Dalam pandangannya, Fraksi Partai Keadilan Sejahtera (PKS) menilai revisi signifikan nilai tukar rupiah menunjukkan keitdakmampuan pemerintah meningkatkan daya saing ekonomi di pasar global. Sementara itu, pemerintah mengklaim telah banyak hal yang didapatkan Indonesia lewat even bertaraf internasional. Nyatanya, pemerintah justru mengajukan revisi nilai tukar menjadi Rp15.000. Perubahan asumsi tersebut menjadi pesan yang pesimistis bagi stakholder perekonomian dan publik.

Pandangan fraksi yang dibacakan oleh Wakil Ketua Badan Anggaran (Banggar) Ahmad Riski Sadig mengungkapkan “Biaya impor akan semakin mahal, cicilan dan bunga utang melonjak, serta investasi akan menurun, dan pertumbuhan akan semakin tertekan,” ujarnya.
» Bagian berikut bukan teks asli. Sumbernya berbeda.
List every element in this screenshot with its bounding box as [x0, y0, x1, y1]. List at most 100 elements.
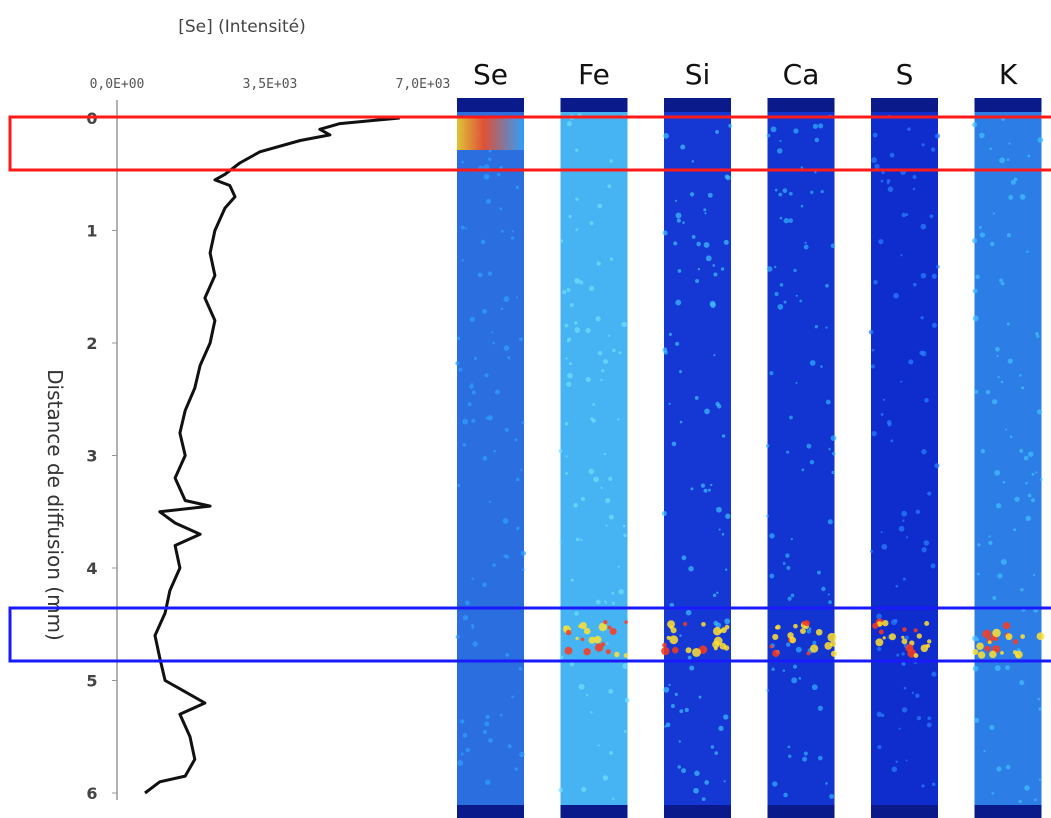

Fraksi PKS berpendapat kegagalan pemerintah Jokowi-JK dalam mendorong pertumbuhan ekonomi berdampak pada kegagalan pencapaian target pada indikator kesejahteraan seperti pengurangan kemiskinan, pengangguran dan tingkat kesejahteraan. Pencapaian tingkat kemiskinan masih 9,8 persen, tingkat pengangguran 5,13 persen dan gini ratio 0,389. Berdasarkan hasil sejumlah penelitian, kualitas pertumbuhan juga mengalami penurunan sehingga menyebabkan stagnannya koefisien gini. Pada era sebelumnya, setiap pertumbuhan satu persen, maka konsumsi masyarakat 20 persen termiskin akan tumbuh mencapai 1 persen, sedangkan era pemerintahan Jokowi-JK hanya tumbuh 0,7 persen.
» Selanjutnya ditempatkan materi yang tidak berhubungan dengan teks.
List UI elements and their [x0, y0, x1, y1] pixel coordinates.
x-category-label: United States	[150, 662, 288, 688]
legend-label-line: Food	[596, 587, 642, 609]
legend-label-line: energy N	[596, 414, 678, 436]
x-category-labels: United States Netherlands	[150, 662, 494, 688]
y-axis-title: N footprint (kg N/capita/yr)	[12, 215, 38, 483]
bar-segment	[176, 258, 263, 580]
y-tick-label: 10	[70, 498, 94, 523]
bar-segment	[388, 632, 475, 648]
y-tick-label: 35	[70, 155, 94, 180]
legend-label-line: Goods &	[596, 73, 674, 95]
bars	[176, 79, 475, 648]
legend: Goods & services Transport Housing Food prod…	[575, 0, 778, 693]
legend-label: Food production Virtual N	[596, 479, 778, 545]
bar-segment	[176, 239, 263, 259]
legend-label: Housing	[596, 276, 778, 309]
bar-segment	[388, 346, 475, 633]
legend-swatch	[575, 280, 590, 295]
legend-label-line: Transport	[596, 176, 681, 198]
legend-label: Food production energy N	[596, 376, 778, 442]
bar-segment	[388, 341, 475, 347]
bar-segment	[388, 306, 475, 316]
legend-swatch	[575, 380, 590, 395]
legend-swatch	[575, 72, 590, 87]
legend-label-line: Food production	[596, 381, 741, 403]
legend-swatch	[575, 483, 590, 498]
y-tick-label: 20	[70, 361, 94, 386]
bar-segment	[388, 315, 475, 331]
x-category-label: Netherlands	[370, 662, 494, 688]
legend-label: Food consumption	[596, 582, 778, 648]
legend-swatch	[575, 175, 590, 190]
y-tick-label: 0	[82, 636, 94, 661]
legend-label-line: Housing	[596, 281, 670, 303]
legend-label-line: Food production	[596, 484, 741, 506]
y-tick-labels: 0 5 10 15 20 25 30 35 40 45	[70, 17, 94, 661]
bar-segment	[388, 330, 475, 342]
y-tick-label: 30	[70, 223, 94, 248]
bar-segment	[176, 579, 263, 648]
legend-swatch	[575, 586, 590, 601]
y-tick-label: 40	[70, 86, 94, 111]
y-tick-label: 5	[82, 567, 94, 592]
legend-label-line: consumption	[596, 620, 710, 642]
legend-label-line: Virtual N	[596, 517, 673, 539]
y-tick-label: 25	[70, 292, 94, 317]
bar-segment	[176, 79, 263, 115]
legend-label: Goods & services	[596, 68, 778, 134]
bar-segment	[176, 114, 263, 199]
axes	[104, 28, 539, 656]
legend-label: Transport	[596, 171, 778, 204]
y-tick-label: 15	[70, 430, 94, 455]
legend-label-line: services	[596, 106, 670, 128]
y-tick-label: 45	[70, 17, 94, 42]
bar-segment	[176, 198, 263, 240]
Terkait utang, defisit APBN mengalami tren peningkatan setiap tahunnya. Selain itu, produktifitas utang pemerintah justru menurun, terlihat dari tren meningkatnya debt to GDP ratio dari 24,74 persen (2014) menjadi 29,74 persen (2018). Tren tersebut menunjukkan utang yang ditambah pemerintah kurang berhasil mendorong pertumbuhan ekonomi, hal ini seharusnya menjadi warning awal untuk pemerintah. Selain itu, pembayaran utang akibat utang negara yang semakin membengkak sangat membebani negara. Pembayaran kewajiban bunga utang pemerintah terus meningkat dari Rp155 triliun atau 8,6 persen dari belanja negara tahun 2015, menjadi Rp182 triliun atau 9,7 persen pada 2016 dan mencapai Rp220 triliun atau 12,5 persen tahun 2017. Pada 2018 pembayaran bunga utang mencapai Rp238 triliun dan melonjak menjadi Rp275 triliun pada 2019. Kewajiban pembayaran bunga utang pemerintah sudah melebihi realisasi pos belanja lainnya yang sangat urgent seperti pos anggaran subsidi Rp224 triliun. Beban utang 2019 mencapai Rp275 triliun atau 17 persen lebih dibanding belanja pemerintah pusat telah sangat membebani. Kita sudah masuk dalam jebakan utang (debt trap) karena kita berutang sekadar untuk membayar cicilan pokok dan bunga itang sebelumnya.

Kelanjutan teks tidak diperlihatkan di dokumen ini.